A Trust is a document that actually changes ownership of assets to the Trust itself. The most common is a Living and/or Revocable Trust. The Trust owns the assets and they are controlled by the Trustee. The original owner of the assets is called the Trustor or Settlor. Normally, the initial Trustee of the Trust is the Trustor. This Trustor can be an individual or a married couple.The advantages to a Trust over a Will are many. For example:
A Trust does not die. For a married couple, when one of the Trustees passes away, usually the other spouse just takes over. When both of the Trustees pass away, a Successor Trustee (as designated in the Trust) assumes the role of Trustee.
There is no need for a probate.
Provision can be made in the event one or more of the Trustees becomes incapacitated.
A Trust is private. Assets and/or the distribution of the assets are never filed with the Court, as is the case with a Will.
A Trust stays in effect even if one or both of the Trustors become incapacitated. The Successor Trustee takes over, and there is no need for a guardianship or conservatorship.
A Trust, like a Will, can be changed if you change your mind or your life circumstances change.

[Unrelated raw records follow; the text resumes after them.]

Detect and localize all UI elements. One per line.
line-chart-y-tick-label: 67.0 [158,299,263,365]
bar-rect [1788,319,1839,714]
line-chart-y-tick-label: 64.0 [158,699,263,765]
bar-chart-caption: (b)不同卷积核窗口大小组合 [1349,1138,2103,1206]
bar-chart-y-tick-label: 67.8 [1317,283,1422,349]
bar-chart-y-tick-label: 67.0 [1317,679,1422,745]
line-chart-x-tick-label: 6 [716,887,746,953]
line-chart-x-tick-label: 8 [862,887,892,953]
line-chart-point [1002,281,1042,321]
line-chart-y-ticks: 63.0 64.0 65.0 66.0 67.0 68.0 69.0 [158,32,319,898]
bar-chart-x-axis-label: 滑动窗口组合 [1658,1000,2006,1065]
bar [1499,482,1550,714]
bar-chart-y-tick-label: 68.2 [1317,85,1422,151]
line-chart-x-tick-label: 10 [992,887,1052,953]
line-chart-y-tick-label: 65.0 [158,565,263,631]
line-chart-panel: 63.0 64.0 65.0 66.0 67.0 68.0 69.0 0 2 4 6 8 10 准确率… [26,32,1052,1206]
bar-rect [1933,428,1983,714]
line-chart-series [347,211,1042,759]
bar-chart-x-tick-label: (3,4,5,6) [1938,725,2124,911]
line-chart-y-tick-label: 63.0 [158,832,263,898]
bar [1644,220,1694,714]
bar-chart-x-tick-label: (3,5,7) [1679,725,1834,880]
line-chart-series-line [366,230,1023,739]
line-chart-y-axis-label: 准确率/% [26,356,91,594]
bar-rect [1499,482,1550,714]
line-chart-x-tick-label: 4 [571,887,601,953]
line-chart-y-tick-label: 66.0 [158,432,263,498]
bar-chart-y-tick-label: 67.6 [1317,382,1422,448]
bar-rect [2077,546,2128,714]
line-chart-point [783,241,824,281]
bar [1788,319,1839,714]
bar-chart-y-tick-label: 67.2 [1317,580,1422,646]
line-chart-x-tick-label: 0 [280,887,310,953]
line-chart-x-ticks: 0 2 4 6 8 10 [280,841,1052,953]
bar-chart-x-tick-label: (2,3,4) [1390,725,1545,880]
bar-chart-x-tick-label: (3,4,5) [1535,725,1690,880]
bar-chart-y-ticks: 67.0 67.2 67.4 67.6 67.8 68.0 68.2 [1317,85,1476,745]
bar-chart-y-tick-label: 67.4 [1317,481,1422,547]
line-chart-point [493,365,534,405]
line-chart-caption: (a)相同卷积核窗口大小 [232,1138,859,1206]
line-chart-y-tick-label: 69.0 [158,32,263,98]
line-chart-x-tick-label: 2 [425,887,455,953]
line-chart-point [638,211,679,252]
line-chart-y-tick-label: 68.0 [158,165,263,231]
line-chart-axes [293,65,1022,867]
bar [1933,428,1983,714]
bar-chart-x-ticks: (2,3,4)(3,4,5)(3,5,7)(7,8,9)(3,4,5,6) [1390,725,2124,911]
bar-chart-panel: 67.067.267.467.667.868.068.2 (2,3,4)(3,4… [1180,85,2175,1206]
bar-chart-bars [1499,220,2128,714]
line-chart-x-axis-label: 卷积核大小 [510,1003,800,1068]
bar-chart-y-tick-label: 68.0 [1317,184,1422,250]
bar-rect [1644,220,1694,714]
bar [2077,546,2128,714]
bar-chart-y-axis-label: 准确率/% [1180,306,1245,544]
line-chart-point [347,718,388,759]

A Trust can also have tax advantages not available with a Will.
A Trust can be used to distribute money to a minor child without having to go to Court. The Trustee manages the child’s money until the child reaches age 18 or reaches a certain age you specify in the Trust.
Power of Attorney
A Power of Attorney is a document that gives a person the authority to act on behalf of and make decisions for another person. The person signing the document must have legal capacity (not have dementia, mental disability, etc.) to sign a Power of Attorney. Some institutions (for example, banks and Motor Vehicle Departments) are very picky about Powers of Attorney, and will only use their own forms.Powers of Attorney are NOT effective after death. When a person dies, the Power of Attorney dies with them.There are two general types of Powers of Attorney. One type covers financial matters; the other covers health care matters. When you create your Powers of Attorney, you can choose one trusted individual to be your Agent for both types of documents, or you can choose two different people to serve the two different functions.
Living Wills
A Living Will is often confused with a Last Will and Testament. A Living Will has nothing to do with your assets. Rather, it is the document that directs your doctor and your Healthcare Power of Attorney how to handle the end-of-life care. You can decide ahead of time when, and to what extent, you want life-saving measures provided to you, such as a feeding tube or ventilator.
HIPPA Documents
HIPAA stands for the Health Insurance Portability and Accountability Act. Basically, it is the law that assures privacy of your medical records. You can designate the person(s) you want ability to access your medical condition and records. Usually, a close family member or members are named.